Those who enjoy good food will not be disappointed in Corfu. The numerous Tavernas and restaurants offer traditional Greek fare. Fresh fish caught by local fisherman is a speciality. Menu prices for fish may seem expensive but it is priced by the Kilo so each portion is weighed and separately priced on your final bill.
There are too many to mention individual eateries, however, every town and village have their eating places with some producing high-quality local food and others more basic fare.
Not to be missed dishes include: the tasty sofrito which is a veal rump roast of Venetian origin; pastitsáda a bucatini pasta served with diced veal cooked in a tomato sauce; bourdétto which is cod cooked in a peppery sauce; mándoles which are caramelized almonds; pastéli which are honey bars made with sesame, almonds or pistachios; mandoláto which is a "pastéli" made of crushed almonds, sugar, honey and vanilla, and finally tzitzibírawhich is the local ginger beer, a throwback to the British era.
The island offers good fresh meat and tasty local cheeses, the best known being Feta. Corfu is mostly planted with olive groves and vineyards and has been producing olive oil and wine since antiquity. The main wine grape varietals found in Corfu are the indigenous white Kakotrýgs and red Petrokóritho, the Cefalonian white Robóla, the Aegean Moscháto (white muscat), the Achaean Mavrodáphn and others.

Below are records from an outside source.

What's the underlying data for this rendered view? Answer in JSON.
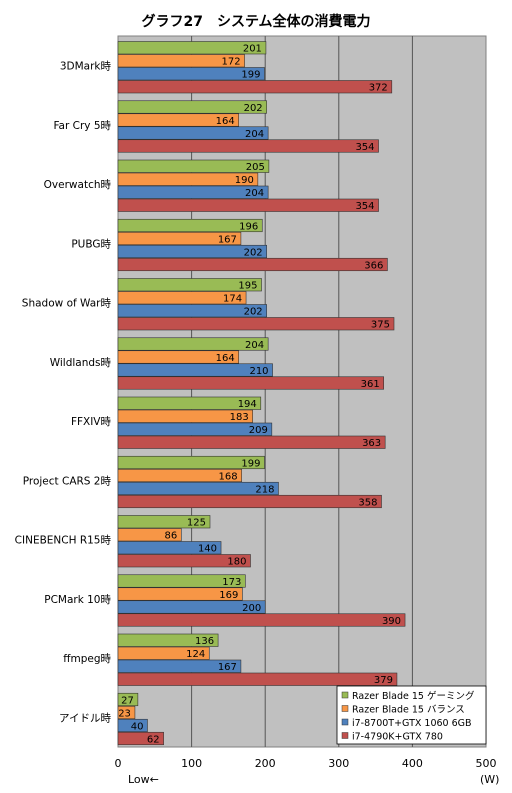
{
  "chart_data": {
    "type": "bar",
    "orientation": "horizontal",
    "title": "グラフ27　システム全体の消費電力",
    "xlabel": "",
    "unit_label": "(W)",
    "low_label": "Low←",
    "xlim": [
      0,
      500
    ],
    "x_ticks": [
      0,
      100,
      200,
      300,
      400,
      500
    ],
    "grid": true,
    "legend_position": "bottom-right",
    "categories": [
      "3DMark時",
      "Far Cry 5時",
      "Overwatch時",
      "PUBG時",
      "Shadow of War時",
      "Wildlands時",
      "FFXIV時",
      "Project CARS 2時",
      "CINEBENCH R15時",
      "PCMark 10時",
      "ffmpeg時",
      "アイドル時"
    ],
    "series": [
      {
        "name": "Razer Blade 15 ゲーミング",
        "color": "#99bb55",
        "values": [
          201,
          202,
          205,
          196,
          195,
          204,
          194,
          199,
          125,
          173,
          136,
          27
        ]
      },
      {
        "name": "Razer Blade 15 バランス",
        "color": "#f79646",
        "values": [
          172,
          164,
          190,
          167,
          174,
          164,
          183,
          168,
          86,
          169,
          124,
          23
        ]
      },
      {
        "name": "i7-8700T+GTX 1060 6GB",
        "color": "#4f81bd",
        "values": [
          199,
          204,
          204,
          202,
          202,
          210,
          209,
          218,
          140,
          200,
          167,
          40
        ]
      },
      {
        "name": "i7-4790K+GTX 780",
        "color": "#c0504d",
        "values": [
          372,
          354,
          354,
          366,
          375,
          361,
          363,
          358,
          180,
          390,
          379,
          62
        ]
      }
    ]
  }
}
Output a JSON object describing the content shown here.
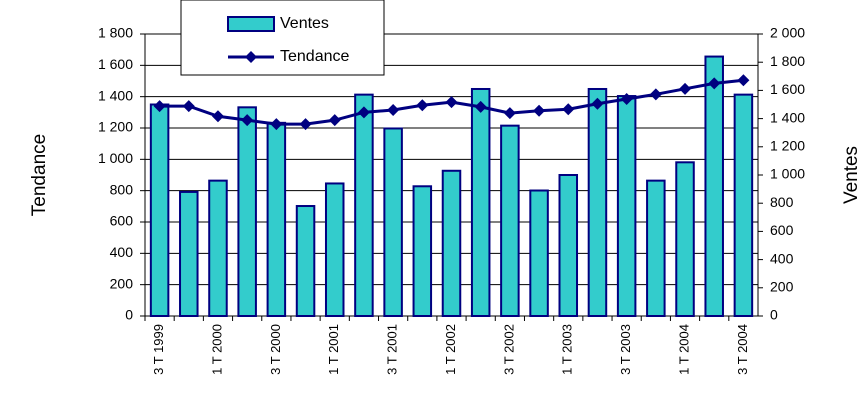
{
  "chart_data": {
    "type": "bar_line",
    "categories": [
      "3 T 1999",
      null,
      "1 T 2000",
      null,
      "3 T 2000",
      null,
      "1 T 2001",
      null,
      "3 T 2001",
      null,
      "1 T 2002",
      null,
      "3 T 2002",
      null,
      "1 T 2003",
      null,
      "3 T 2003",
      null,
      "1 T 2004",
      null,
      "3 T 2004"
    ],
    "series": [
      {
        "name": "Ventes",
        "type": "bar",
        "axis": "y2",
        "color": "#33cccc",
        "values": [
          1500,
          880,
          960,
          1480,
          1370,
          780,
          940,
          1570,
          1330,
          920,
          1030,
          1610,
          1350,
          890,
          1000,
          1610,
          1560,
          960,
          1090,
          1840,
          1570
        ]
      },
      {
        "name": "Tendance",
        "type": "line",
        "color": "#000080",
        "values": [
          1340,
          1340,
          1275,
          1250,
          1225,
          1225,
          1250,
          1300,
          1315,
          1345,
          1365,
          1335,
          1295,
          1310,
          1320,
          1355,
          1385,
          1415,
          1450,
          1485,
          1505
        ]
      }
    ],
    "ylabel": "Tendance",
    "y2label": "Ventes",
    "ylim": [
      0,
      1800
    ],
    "yticks": [
      0,
      200,
      400,
      600,
      800,
      {
        "value": 1000,
        "label": "1 000"
      },
      {
        "value": 1200,
        "label": "1 200"
      },
      {
        "value": 1400,
        "label": "1 400"
      },
      {
        "value": 1600,
        "label": "1 600"
      },
      {
        "value": 1800,
        "label": "1 800"
      }
    ],
    "y2lim": [
      0,
      2000
    ],
    "y2ticks": [
      0,
      200,
      400,
      600,
      800,
      {
        "value": 1000,
        "label": "1 000"
      },
      {
        "value": 1200,
        "label": "1 200"
      },
      {
        "value": 1400,
        "label": "1 400"
      },
      {
        "value": 1600,
        "label": "1 600"
      },
      {
        "value": 1800,
        "label": "1 800"
      },
      {
        "value": 2000,
        "label": "2 000"
      }
    ],
    "grid": true
  }
}
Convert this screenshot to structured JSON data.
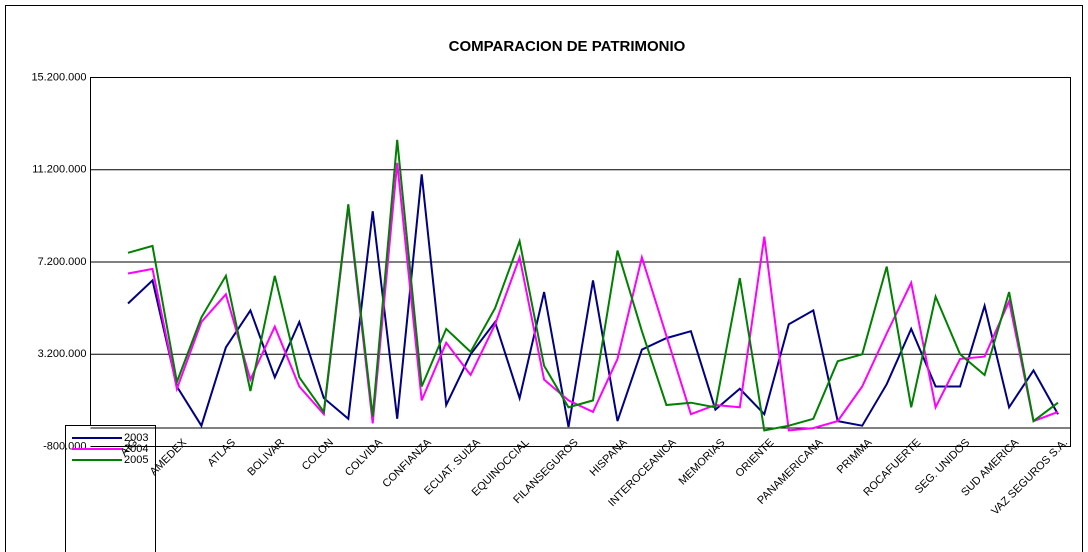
{
  "chart_data": {
    "type": "line",
    "title": "COMPARACION DE PATRIMONIO",
    "categories": [
      "AIG",
      null,
      "AMEDEX",
      null,
      "ATLAS",
      null,
      "BOLIVAR",
      null,
      "COLON",
      null,
      "COLVIDA",
      null,
      "CONFIANZA",
      null,
      "ECUAT. SUIZA",
      null,
      "EQUINOCCIAL",
      null,
      "FILANSEGUROS",
      null,
      "HISPANA",
      null,
      "INTEROCEANICA",
      null,
      "MEMORIAS",
      null,
      "ORIENTE",
      null,
      "PANAMERICANA",
      null,
      "PRIMMA",
      null,
      "ROCAFUERTE",
      null,
      "SEG. UNIDOS",
      null,
      "SUD AMERICA",
      null,
      "VAZ SEGUROS S.A."
    ],
    "series": [
      {
        "name": "2003",
        "color": "#000080",
        "values": [
          5400000,
          6400000,
          1800000,
          100000,
          3500000,
          5100000,
          2200000,
          4600000,
          1300000,
          400000,
          9400000,
          400000,
          11000000,
          1000000,
          3200000,
          4600000,
          1300000,
          5900000,
          50000,
          6400000,
          300000,
          3400000,
          3900000,
          4200000,
          800000,
          1700000,
          600000,
          4500000,
          5100000,
          300000,
          100000,
          1900000,
          4300000,
          1800000,
          1800000,
          5300000,
          900000,
          2500000,
          600000
        ]
      },
      {
        "name": "2004",
        "color": "#ff00ff",
        "values": [
          6700000,
          6900000,
          1700000,
          4600000,
          5800000,
          2100000,
          4400000,
          1800000,
          600000,
          9600000,
          200000,
          11500000,
          1200000,
          3700000,
          2300000,
          4500000,
          7400000,
          2100000,
          1200000,
          700000,
          3000000,
          7400000,
          4000000,
          600000,
          1000000,
          900000,
          8300000,
          -100000,
          0,
          300000,
          1800000,
          4100000,
          6300000,
          900000,
          3000000,
          3100000,
          5500000,
          300000,
          700000
        ]
      },
      {
        "name": "2005",
        "color": "#008000",
        "values": [
          7600000,
          7900000,
          2000000,
          4800000,
          6600000,
          1600000,
          6600000,
          2200000,
          700000,
          9700000,
          500000,
          12500000,
          1800000,
          4300000,
          3300000,
          5200000,
          8100000,
          2700000,
          900000,
          1200000,
          7700000,
          4200000,
          1000000,
          1100000,
          900000,
          6500000,
          -100000,
          100000,
          400000,
          2900000,
          3200000,
          7000000,
          900000,
          5700000,
          3200000,
          2300000,
          5900000,
          300000,
          1100000
        ]
      }
    ],
    "ylim": [
      -800000,
      15200000
    ],
    "yticks": [
      {
        "value": -800000,
        "label": "-800.000"
      },
      {
        "value": 3200000,
        "label": "3.200.000"
      },
      {
        "value": 7200000,
        "label": "7.200.000"
      },
      {
        "value": 11200000,
        "label": "11.200.000"
      },
      {
        "value": 15200000,
        "label": "15.200.000"
      }
    ],
    "grid": true,
    "legend": "bottom-left"
  }
}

Recently, Corfu has witnessed the introduction of specialist cultivation techniques. These, supported by the mild climate, have enabled kumquat and bergamot oranges to flourish which are extensively used in making spoon sweets and liqueurs. Corfu also produces local animal products, such as Corfiote graviéra cheese (a variant of gruyere) and "Corfu" cheese (a variant of Grana); "Corfu butter" (Boútyro Kerkýras), is an intensely flavored cooking and baking butter that is made of ewe's milk; and the noúmboulo salami made of pork and lard and flavored with orange peel, oregano, thyme and other aromatic herbs, which are also burned for smoking.
For those self-catering, besides the ubiquitous supermarkets, the streets of the Old Town make a rare treat. Here you will find supplies of local delicacies, meat, fish and liquors.